(March on Washington) Summarize event MARCH OF WASHINGTON0, including which of the civil rights organizations and leaders were responsible for it. Explain whether each event was violent or non-violent and why. Explain whether each event could be considered a success or not. Be sure to include specific details to support your claim. Explain your response to the following question: Based on the outcomes of the events you chose, do you think violent or nonviolent protest strategies were more effective? please help ASAP

Respuesta :

The March on Washington was a protest march that took place in August 1963, when around 250,000 people showed in front of the Lincoln Memorial in Washington, D.C. The March is also known as the March on Washington for Jobs and Freedom, the event's objectives were to draw attention to prevailing challenges and inequalities faced by African Americans a century after emancipation. There were six groups that shared the credit for organizing the event.
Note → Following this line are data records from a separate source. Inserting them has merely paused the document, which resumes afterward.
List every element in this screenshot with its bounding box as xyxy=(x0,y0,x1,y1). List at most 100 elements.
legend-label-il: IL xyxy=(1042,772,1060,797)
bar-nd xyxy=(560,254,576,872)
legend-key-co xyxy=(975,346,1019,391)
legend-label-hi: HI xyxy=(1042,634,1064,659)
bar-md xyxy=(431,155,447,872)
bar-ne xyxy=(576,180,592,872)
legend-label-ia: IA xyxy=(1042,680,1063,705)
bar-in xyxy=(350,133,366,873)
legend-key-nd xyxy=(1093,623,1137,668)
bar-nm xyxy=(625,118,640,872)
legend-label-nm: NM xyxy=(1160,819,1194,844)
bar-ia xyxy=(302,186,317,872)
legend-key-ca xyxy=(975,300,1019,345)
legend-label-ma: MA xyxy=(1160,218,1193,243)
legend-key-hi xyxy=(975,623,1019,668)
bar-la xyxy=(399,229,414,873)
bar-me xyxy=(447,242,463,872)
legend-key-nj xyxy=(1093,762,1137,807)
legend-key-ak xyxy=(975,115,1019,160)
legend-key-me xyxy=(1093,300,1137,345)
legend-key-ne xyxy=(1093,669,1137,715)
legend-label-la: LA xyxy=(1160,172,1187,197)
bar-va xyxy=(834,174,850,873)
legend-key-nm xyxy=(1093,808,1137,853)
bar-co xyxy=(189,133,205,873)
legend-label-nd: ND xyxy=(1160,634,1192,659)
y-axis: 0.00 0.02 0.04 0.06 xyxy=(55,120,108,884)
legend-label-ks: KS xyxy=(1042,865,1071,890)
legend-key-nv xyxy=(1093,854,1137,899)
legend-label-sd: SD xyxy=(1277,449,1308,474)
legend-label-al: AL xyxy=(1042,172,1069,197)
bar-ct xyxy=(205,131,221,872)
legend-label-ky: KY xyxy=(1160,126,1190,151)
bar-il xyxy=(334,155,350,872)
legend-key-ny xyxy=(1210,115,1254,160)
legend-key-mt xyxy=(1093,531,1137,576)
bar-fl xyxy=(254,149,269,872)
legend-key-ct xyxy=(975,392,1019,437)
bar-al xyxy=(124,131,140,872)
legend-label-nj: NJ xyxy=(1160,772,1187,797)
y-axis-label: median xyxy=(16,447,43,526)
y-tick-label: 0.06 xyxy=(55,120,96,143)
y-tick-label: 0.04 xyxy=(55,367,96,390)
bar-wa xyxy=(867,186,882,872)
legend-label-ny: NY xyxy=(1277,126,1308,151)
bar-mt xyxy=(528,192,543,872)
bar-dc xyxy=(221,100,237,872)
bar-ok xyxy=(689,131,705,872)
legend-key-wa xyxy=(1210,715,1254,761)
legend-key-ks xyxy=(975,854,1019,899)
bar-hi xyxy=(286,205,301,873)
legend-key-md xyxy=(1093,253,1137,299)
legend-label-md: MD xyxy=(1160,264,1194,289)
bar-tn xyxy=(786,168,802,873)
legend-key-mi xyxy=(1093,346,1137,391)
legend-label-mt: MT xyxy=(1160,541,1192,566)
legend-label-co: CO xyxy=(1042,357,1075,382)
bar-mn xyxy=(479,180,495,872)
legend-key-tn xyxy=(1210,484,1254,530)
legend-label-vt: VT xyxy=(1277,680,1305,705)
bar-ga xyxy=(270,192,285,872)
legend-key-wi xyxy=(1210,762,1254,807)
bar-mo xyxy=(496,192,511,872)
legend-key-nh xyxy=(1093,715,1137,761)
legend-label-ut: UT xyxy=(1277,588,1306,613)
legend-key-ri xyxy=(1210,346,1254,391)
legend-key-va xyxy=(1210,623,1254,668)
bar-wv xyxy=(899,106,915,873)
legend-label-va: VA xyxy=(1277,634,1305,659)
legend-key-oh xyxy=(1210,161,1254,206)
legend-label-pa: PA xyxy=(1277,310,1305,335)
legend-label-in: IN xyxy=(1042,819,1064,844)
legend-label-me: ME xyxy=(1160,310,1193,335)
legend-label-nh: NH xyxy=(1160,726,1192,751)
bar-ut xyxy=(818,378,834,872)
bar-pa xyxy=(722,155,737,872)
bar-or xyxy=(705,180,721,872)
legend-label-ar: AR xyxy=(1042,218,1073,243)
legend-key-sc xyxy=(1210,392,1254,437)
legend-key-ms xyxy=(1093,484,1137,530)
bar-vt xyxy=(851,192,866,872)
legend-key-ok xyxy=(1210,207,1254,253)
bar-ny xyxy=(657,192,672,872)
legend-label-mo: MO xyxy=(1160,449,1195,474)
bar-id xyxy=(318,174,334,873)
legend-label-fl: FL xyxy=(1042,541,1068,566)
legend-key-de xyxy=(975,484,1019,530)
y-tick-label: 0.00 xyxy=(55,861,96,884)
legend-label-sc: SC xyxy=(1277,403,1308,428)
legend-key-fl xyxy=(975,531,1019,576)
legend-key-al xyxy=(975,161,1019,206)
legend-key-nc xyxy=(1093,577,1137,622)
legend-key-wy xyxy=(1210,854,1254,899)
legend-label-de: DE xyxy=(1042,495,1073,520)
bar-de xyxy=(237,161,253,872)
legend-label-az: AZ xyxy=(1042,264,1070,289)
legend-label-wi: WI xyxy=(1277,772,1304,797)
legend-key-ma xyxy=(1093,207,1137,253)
The big six, as the march organizers were called, were the Student Nonviolent Coordinating Committee, the Congress On Racial Equality, the Southern Christian Leadership Conference, The National Association for the Advancement of Colored People, the Brotherhood of Sleeping Car Porters, and the National Urban League.

Labor leader and civil rights activist A. Philip Randolph, who was the first president of the Brotherhood of Sleeping Car Porters, is credited with being the first to advance the idea of marching on the nation’s capital, but it was way before 1963.

New York City-based BSCP was the first black-led labor organization and it was instrumental in fighting southern segregation. Bayard Rustin had a legendary career in civil rights activism.

President Franklin D. Roosevelt issued the landmark Executive Order 8802 on June 25, 1941, establishing the President's Committee on Fair Employment and effectively ending that specific form of segregation, momentum for the march subsided.

The organizers seemed to know that uprisings become more likely to fail if they turned violent.

They knew that once protesters picked up guns, it would legitimize Washington's use of crushing violence. Public opinion is much more likely to justify opening fire and individual police or soldiers are much more likely to follow orders to shoot if the opposition is also shooting at them.

The March was also the occasion of Martin Luther King, Jr.’s iconic “I Have A Dream” speech.

King agreed to speak last but his speech was scheduled to be four minutes long though he ended up speaking for 16 minutes. His speech would become one of the most famous speeches of the civil rights movement.

The more peaceful the protest, the more likely that it will internally unify the cause as was the case for the March on Washington.